How to fill out request to cancel benefit
01
Start by gathering all the necessary information and documents required to cancel the benefit.
02
Prepare a written request to cancel the benefit, including your personal details such as name, address, and contact information.
03
Clearly state the reason for canceling the benefit in the request.
04
Provide any supporting documents or evidence that justify your request to cancel the benefit.
05
Address the request to the appropriate authority or department responsible for managing the benefit.
06
Double-check the request for accuracy and completeness before submitting.
07
Submit the request either in person, via mail, or through any designated online platform as per the instructions provided by the authority.
08
Keep a copy of the request and any related documents for your records.
09
Follow up with the relevant authority to ensure that your request is being processed and acted upon.
10
If necessary, provide any additional information or cooperate with the authority during the cancellation process.

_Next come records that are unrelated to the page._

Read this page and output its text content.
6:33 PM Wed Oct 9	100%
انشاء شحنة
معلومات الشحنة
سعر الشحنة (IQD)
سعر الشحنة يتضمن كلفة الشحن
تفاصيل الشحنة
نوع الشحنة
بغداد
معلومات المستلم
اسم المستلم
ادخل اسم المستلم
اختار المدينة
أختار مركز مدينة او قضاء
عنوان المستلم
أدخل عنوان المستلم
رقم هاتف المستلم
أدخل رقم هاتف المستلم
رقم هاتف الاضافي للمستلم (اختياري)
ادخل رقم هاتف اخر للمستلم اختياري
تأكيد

Who needs request to cancel benefit?
01
Anyone who is currently receiving a benefit and wishes to discontinue or cancel it would need to submit a request to cancel the benefit.
02
Individuals who have experienced a change in circumstances or no longer meet the eligibility criteria for the benefit may also need to request cancellation.
03
It is important to check the specific guidelines or regulations related to the benefit program to determine who exactly needs to request cancellation.